Alors que la date d'anniversaire de ses seize ans approchait, ses tantes semblaient en liesse.

Elles étaient plus empressées et attentives que d'ordinaire.

Elles la gâtaient, lui préparant chaque jour de nouveaux desserts plus savoureux les uns que les autres, lui confectionnant des bijoux et des robes somptueuses, des coiffures extravagantes.

Elles l'invitaient à chacune de leurs promenades, et parfois à venir déguster différents thés aux parfums délicats.

Ces divers moments étaient des occasions pour ses tantes de lui raconter divers mythes et légendes qui engageaient, dans diverses cultures, les dieux de la nuit, des ombres et de la mort, mais aussi les dieux de la vie, de la renaissance et de la fécondité.

Ces récits passionnaient sincèrement Sédah, mais elle souffrait de leur excès d'attention.

Elle étouffait, n'ayant plus un instant pour elle.

Elle ne parvenait même plus à passer du temps avec Brune qui semblait s'en irriter, boudant, seule dans son tiroir, et repoussant les tentatives de caresses de Sédah.

Ses parents eux aussi avaient un comportement étrange.

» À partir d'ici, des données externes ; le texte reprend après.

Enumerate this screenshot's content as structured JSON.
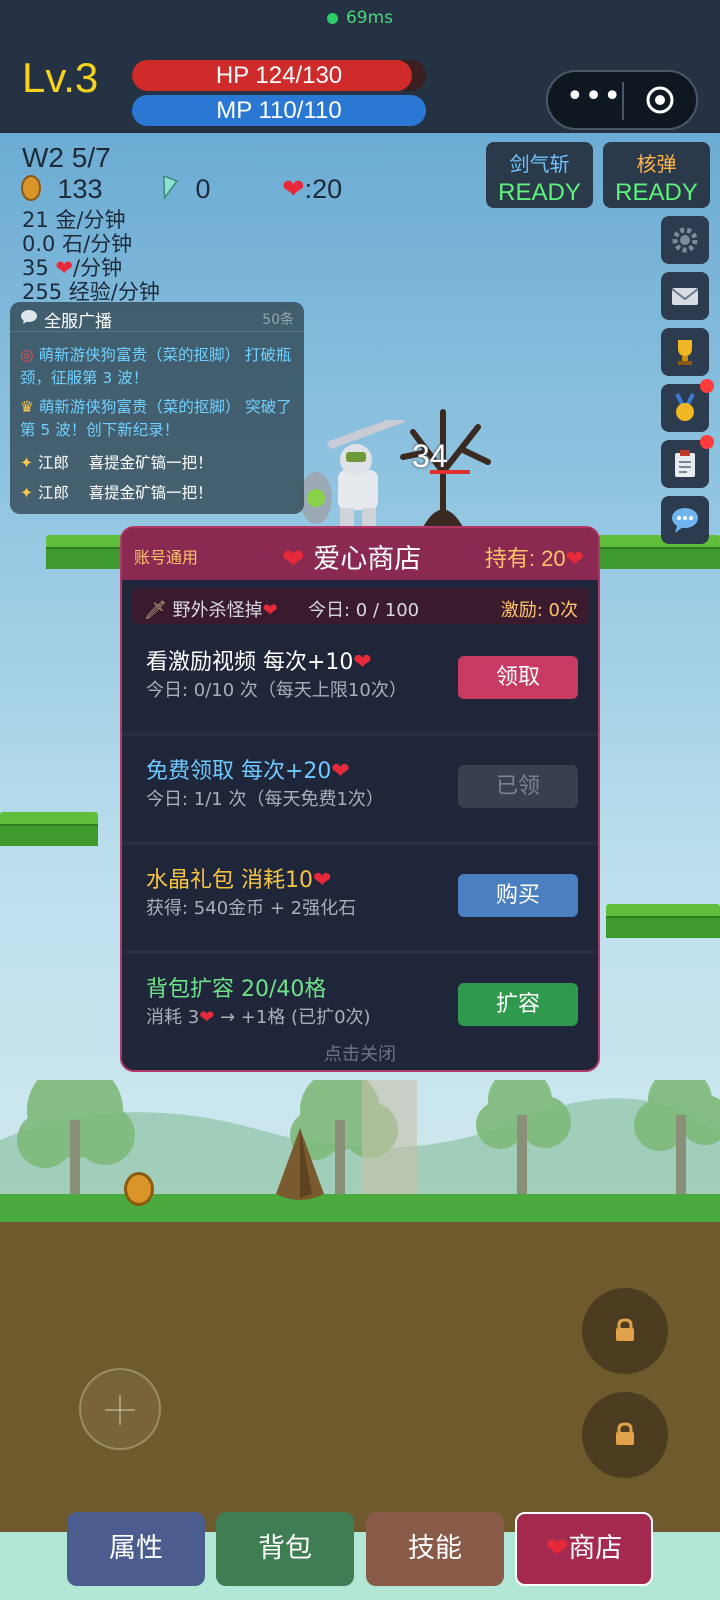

Elle sentait leurs regards peser lourdement sur elle et lorsqu'elle tournait la tête vers eux, elle les voyait se détourner.

Quelque chose de louche se tramait.

Elle en était sûre.

Elle avait plusieurs fois surpris sa mère en train de se sécher précipitamment le coin des yeux avec son tablier, et tenter de lui cacher son état émotionnel en affichant un sourire, qui se voulait franc et rassurant.

Ladon l'avait plusieurs fois serrée dans ses bras sans raison, ce qu'il faisait rarement. L'ensemble de ces détails n'avait pas échappé à Sédah qui s'interrogeait et qui commençait à se sentir nerveuse.  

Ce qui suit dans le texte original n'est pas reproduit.